Selain itu, bukan berarti peran sebagai cawapres tidak penting. Justru sebaliknya, nasib keempat tokoh yang mempunyai ”setrum” kuat tersebut sangat ditentukan oleh siapa cawapresnya. Ini disebabkan publik secara umum sudah mengetahui kualitas para capres unggulan itu. Jadi, pada Pemilu 2009, magnet ada di tangan cawapres.

Yogyakarta terbelah?

Di antara tokoh yang disebut sebagai capres pada Pemilu 2009, Sultan HB X boleh dianggap sebagai figur paling kontroversial. Ketika namanya menguat, dikabarkan rakyat Yogyakarta menjadi terbelah. Ada kelompok yang setuju Sultan berkiprah di pentas nasional, sebaliknya, ada yang tidak setuju. Kelompok terakhir ini tidak ikhlas jika rajanya menjadi presiden, misalnya, ia akan menjadi sasaran kritik seperti presiden lainnya.

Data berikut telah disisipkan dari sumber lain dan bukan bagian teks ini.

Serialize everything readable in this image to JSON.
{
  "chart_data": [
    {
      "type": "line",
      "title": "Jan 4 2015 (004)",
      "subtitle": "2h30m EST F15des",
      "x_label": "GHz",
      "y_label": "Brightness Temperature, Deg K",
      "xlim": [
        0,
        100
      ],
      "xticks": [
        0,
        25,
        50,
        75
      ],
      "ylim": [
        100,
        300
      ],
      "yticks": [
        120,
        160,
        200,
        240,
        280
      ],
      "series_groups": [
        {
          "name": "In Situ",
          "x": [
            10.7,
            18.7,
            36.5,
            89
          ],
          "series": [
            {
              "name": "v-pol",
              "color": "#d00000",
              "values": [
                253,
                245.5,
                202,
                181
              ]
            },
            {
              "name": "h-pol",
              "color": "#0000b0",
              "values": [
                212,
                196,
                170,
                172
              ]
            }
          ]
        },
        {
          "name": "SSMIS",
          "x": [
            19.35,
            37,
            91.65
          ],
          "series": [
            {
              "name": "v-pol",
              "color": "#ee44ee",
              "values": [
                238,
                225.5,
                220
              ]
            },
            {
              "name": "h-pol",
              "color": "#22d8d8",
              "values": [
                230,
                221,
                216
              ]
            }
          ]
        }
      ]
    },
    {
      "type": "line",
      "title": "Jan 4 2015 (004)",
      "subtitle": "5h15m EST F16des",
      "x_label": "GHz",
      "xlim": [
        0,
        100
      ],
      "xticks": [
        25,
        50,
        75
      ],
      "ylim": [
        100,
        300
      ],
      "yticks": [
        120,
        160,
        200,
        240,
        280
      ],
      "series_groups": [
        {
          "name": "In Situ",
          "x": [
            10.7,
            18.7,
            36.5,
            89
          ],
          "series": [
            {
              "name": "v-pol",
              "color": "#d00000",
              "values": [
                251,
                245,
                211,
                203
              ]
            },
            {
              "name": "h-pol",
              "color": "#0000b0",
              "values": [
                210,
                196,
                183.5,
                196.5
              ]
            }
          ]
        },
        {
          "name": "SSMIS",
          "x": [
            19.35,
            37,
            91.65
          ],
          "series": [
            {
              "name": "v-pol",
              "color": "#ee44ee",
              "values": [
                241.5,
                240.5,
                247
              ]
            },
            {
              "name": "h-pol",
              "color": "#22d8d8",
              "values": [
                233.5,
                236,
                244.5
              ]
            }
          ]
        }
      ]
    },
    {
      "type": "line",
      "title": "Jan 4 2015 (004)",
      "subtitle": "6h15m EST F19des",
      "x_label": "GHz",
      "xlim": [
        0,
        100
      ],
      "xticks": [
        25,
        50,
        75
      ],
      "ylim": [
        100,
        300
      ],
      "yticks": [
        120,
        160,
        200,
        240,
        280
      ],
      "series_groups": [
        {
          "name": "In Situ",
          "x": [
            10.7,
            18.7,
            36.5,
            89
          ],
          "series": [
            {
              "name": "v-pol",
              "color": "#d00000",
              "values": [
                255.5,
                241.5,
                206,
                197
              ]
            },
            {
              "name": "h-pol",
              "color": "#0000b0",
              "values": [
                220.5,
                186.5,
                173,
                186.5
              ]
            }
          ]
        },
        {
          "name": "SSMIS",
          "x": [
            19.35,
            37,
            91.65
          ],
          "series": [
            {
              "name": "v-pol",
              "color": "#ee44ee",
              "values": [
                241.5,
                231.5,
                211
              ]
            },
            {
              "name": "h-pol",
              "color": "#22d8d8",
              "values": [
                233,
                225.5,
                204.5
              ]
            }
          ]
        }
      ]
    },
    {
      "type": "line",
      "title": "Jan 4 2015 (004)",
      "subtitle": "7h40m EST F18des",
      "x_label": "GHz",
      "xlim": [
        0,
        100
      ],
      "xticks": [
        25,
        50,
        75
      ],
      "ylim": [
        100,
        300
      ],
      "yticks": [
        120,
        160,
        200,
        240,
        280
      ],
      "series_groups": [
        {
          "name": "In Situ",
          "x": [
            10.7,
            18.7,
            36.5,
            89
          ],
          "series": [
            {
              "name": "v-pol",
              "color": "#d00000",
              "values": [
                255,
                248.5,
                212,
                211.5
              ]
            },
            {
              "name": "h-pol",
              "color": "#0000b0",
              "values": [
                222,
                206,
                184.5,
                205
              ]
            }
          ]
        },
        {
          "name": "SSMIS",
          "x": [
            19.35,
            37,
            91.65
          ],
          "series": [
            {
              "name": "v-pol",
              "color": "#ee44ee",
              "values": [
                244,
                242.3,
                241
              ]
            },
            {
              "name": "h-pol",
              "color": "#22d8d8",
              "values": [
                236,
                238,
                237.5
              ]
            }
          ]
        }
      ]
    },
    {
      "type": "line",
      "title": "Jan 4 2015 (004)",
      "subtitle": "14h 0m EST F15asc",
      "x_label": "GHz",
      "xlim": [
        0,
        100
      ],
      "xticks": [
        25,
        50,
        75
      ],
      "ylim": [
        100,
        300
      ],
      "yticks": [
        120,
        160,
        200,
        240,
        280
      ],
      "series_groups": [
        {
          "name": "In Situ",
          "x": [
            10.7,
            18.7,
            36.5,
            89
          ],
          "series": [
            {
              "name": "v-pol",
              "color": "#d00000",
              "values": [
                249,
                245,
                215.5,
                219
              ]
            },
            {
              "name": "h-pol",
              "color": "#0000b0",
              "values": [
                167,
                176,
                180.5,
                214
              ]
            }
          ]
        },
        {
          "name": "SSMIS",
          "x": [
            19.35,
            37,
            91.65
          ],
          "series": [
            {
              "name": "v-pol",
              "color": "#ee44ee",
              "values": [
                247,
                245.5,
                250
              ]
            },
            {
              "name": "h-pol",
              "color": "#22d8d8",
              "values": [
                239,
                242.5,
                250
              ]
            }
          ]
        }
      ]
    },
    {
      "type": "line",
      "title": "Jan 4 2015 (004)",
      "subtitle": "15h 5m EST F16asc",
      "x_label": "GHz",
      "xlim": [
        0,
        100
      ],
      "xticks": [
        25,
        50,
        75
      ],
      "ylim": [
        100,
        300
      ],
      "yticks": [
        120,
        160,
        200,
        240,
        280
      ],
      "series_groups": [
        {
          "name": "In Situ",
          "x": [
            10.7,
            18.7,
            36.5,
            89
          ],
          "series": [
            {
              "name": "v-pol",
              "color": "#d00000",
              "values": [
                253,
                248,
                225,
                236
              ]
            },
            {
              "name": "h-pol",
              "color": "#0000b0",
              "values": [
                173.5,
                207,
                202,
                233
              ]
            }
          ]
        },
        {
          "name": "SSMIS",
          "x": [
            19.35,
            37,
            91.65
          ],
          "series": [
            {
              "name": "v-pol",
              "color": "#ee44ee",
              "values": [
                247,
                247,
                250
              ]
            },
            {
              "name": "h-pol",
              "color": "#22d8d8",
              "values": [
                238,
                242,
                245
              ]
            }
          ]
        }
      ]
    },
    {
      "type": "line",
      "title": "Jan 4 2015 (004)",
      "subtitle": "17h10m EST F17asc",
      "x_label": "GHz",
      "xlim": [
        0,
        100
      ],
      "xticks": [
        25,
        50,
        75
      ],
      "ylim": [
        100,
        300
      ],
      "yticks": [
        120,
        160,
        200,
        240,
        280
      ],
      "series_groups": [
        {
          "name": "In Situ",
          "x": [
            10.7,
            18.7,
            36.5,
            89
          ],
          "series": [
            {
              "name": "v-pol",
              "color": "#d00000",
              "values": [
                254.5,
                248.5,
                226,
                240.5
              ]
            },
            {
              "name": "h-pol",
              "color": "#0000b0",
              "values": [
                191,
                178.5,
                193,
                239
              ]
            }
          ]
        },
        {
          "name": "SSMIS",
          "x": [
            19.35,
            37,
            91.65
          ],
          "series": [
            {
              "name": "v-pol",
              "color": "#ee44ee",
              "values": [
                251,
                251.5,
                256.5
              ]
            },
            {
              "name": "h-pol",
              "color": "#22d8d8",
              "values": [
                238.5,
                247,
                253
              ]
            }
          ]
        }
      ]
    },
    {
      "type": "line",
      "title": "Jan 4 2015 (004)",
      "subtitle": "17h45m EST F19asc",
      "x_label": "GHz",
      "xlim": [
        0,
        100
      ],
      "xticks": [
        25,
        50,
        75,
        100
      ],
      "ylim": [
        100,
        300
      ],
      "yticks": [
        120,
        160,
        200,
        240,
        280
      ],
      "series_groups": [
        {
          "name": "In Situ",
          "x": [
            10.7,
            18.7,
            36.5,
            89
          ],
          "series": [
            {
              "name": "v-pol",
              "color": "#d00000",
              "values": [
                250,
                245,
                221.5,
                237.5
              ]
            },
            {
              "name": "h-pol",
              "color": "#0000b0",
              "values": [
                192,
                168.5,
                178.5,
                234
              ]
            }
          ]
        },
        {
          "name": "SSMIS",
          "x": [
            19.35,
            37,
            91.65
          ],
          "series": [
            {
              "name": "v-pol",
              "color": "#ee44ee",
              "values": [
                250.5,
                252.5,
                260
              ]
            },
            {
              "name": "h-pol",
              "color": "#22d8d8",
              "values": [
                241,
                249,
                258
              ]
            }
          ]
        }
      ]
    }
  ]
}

Oleh karena dalam politik semua serba mungkin, tidak tertutup kemungkinan pembelahan seperti itu justru diembuskan oleh lawan-lawan politik Sultan. Padahal, warga Yogyakarta itu unik. Contohnya, saat diempas gempa bumi, dulu, dalam waktu singkat mereka bangkit mandiri.

Jika sikap seperti itu dihadapkan pada pilpres nanti, di mana banyak capres berkompetisi, tak tertutup kemungkinan ikatan halus dalam alam bawah sadar mereka justru akan menyatu. Maksudnya, daripada terbelah menjadi kepingan-kepingan kecil karena mendukung capres yang berbeda, lebih baik mereka bersatu mengusung ”orang” sendiri, yaitu Sultan. Dengan demikian, harmoni kehidupan dan napas Yogyakarta bisa terjaga.

Tapi siapa pun yang menjadi presiden, Indonesia butuh pemimpin sejati. Ia bukan penebar hegemoni, tetapi penyerap kearifan tiap suku bangsa yang menjadikan Indonesia tegak berdiri. Karakter simboliknya adalah Sumpah Pemuda (bottom up) dan bukan Sumpah Palapa (top-down). Kesadaran nuraninya adalah memimpin itu untuk mengabdi, bukan berkuasa. Setiap tarikan napasnya adalah kebhinnekaan kita.

Apakah ada pemimpin yang sempurna seperti itu? Tidak ada. Kita cukup mencari yang mendekati saja!